Baca berita dengan sedikit iklan, klik di sini
Rambut gondrong sebahu dan berkumis. Hanya itu informasi yang ada. Padahal lelaki ini menjadi saksi kunci kematian Munir Said Thalib, aktivis hak asasi manusia yang diracun saat terbang menuju Belanda dari Jakarta. Keterangan saksi menyebutkan pria berbadan tinggi ini berbincang dengan Munir dan Pollycarpus Budihari Priyanto di The Coffee Bean & Tea Leaf, Nexus Lounge, Bandar Udara Changi, Singapura, pada dinihari 7 September 2004. Saksi juga menyebutkan bahwa mereka makan sesuatu.
Kesaksian itu antara lain diungkapkan oleh Asrini Utami Putri, salah seorang penumpang kelas bisnis Garuda Indonesia rute Jakarta-Amsterdam, yang juga ditumpangi Munir. Namun keterangan wanita yang kini tinggal di Frankfurt, Jerman, itu dianggap angin lalu. Sebab, hasil forensik menyebutkan racun arsenik pembunuh Munir masuk lewat makanan saat di atas pesawat. Walhasil, keberadaan pria gondrong itu dicoret dari daftar pemeriksaan.

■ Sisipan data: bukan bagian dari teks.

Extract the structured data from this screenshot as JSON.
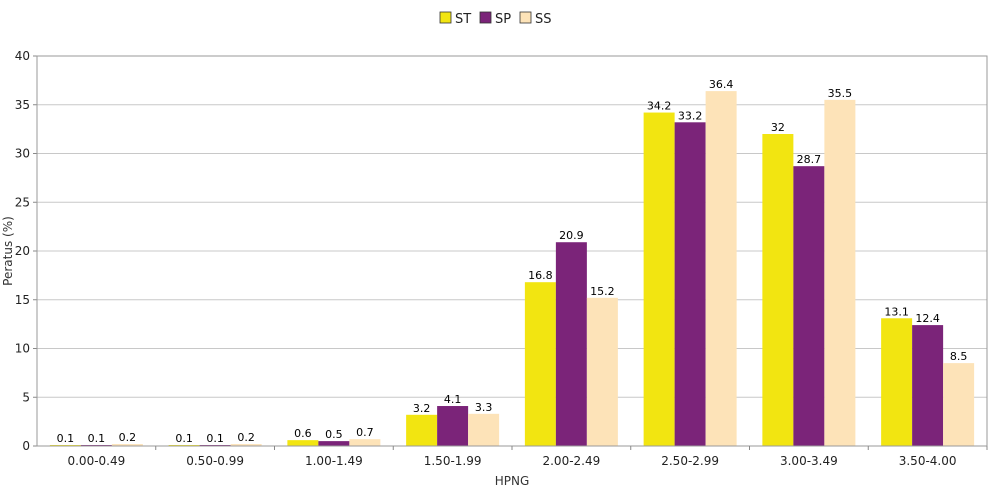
{
  "chart_data": {
    "type": "bar",
    "title": "",
    "xlabel": "HPNG",
    "ylabel": "Peratus (%)",
    "ylim": [
      0,
      40
    ],
    "yticks": [
      0,
      5,
      10,
      15,
      20,
      25,
      30,
      35,
      40
    ],
    "grid": true,
    "legend_position": "top-center",
    "categories": [
      "0.00-0.49",
      "0.50-0.99",
      "1.00-1.49",
      "1.50-1.99",
      "2.00-2.49",
      "2.50-2.99",
      "3.00-3.49",
      "3.50-4.00"
    ],
    "series": [
      {
        "name": "ST",
        "color": "#F2E511",
        "values": [
          0.1,
          0.1,
          0.6,
          3.2,
          16.8,
          34.2,
          32,
          13.1
        ]
      },
      {
        "name": "SP",
        "color": "#7B2479",
        "values": [
          0.1,
          0.1,
          0.5,
          4.1,
          20.9,
          33.2,
          28.7,
          12.4
        ]
      },
      {
        "name": "SS",
        "color": "#FDE3B8",
        "values": [
          0.2,
          0.2,
          0.7,
          3.3,
          15.2,
          36.4,
          35.5,
          8.5
        ]
      }
    ]
  }
}
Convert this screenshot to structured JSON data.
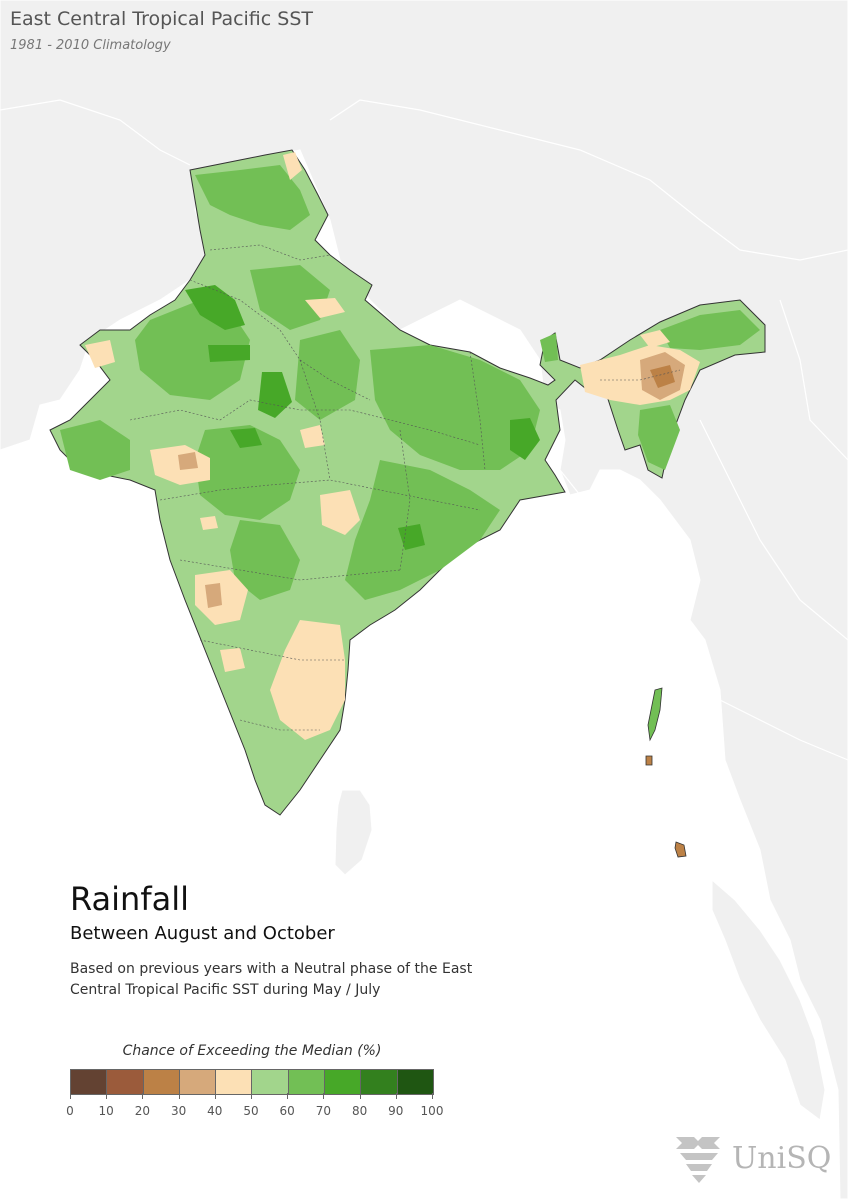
{
  "header": {
    "title": "East Central Tropical Pacific SST",
    "subtitle": "1981 - 2010 Climatology"
  },
  "panel": {
    "title": "Rainfall",
    "period": "Between August and October",
    "description": "Based on previous years with a Neutral phase of the East Central Tropical Pacific SST during May / July"
  },
  "legend": {
    "title": "Chance of Exceeding the Median (%)",
    "bins": [
      {
        "from": 0,
        "to": 10,
        "color": "#634232"
      },
      {
        "from": 10,
        "to": 20,
        "color": "#9b5b3b"
      },
      {
        "from": 20,
        "to": 30,
        "color": "#bc8146"
      },
      {
        "from": 30,
        "to": 40,
        "color": "#d6a97b"
      },
      {
        "from": 40,
        "to": 50,
        "color": "#fce0b5"
      },
      {
        "from": 50,
        "to": 60,
        "color": "#a2d58c"
      },
      {
        "from": 60,
        "to": 70,
        "color": "#72bf55"
      },
      {
        "from": 70,
        "to": 80,
        "color": "#47a828"
      },
      {
        "from": 80,
        "to": 90,
        "color": "#33801e"
      },
      {
        "from": 90,
        "to": 100,
        "color": "#1f5612"
      }
    ],
    "ticks": [
      "0",
      "10",
      "20",
      "30",
      "40",
      "50",
      "60",
      "70",
      "80",
      "90",
      "100"
    ]
  },
  "map": {
    "land_color": "#f0f0f0",
    "sea_color": "#ffffff",
    "base_color": "#a2d58c"
  },
  "logo": {
    "text": "UniSQ",
    "icon": "unisq-crest-icon"
  }
}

Tiga tahun setelah kematian Munir, kesaksian Asrini mulai dibuka lagi. Gara-garanya hasil forensik teranyar menyebutkan racun masuk ke tubuh Munir diperkirakan pada waktu ia transit di Singapura. "Radar langsung mengarah ke Coffee Bean," kata seorang penyidik yang menangani kasus Munir, Senin dua pekan lalu. Makanya mereka perlu mencari tahu identitas pria gondrong misterius itu.
Asrini kembali dimintai keterangan. Penyidik menuturkan, kesaksian Asrini masih sama dan detail seperti pemeriksaan pertama. Akhirnya ia diikutkan dalam rekonstruksi di Singapura. Sayangnya, dua tahun setelah kejadian, Coffee Bean di Changi sudah raib dan tak ada jejak kamera pengawas. Asrini menolak diwawancarai Tempo. "Aku sudah kubur soal Munir sedalam-dalamnya," ujarnya melalui pesan pendek, Selasa tiga pekan lalu.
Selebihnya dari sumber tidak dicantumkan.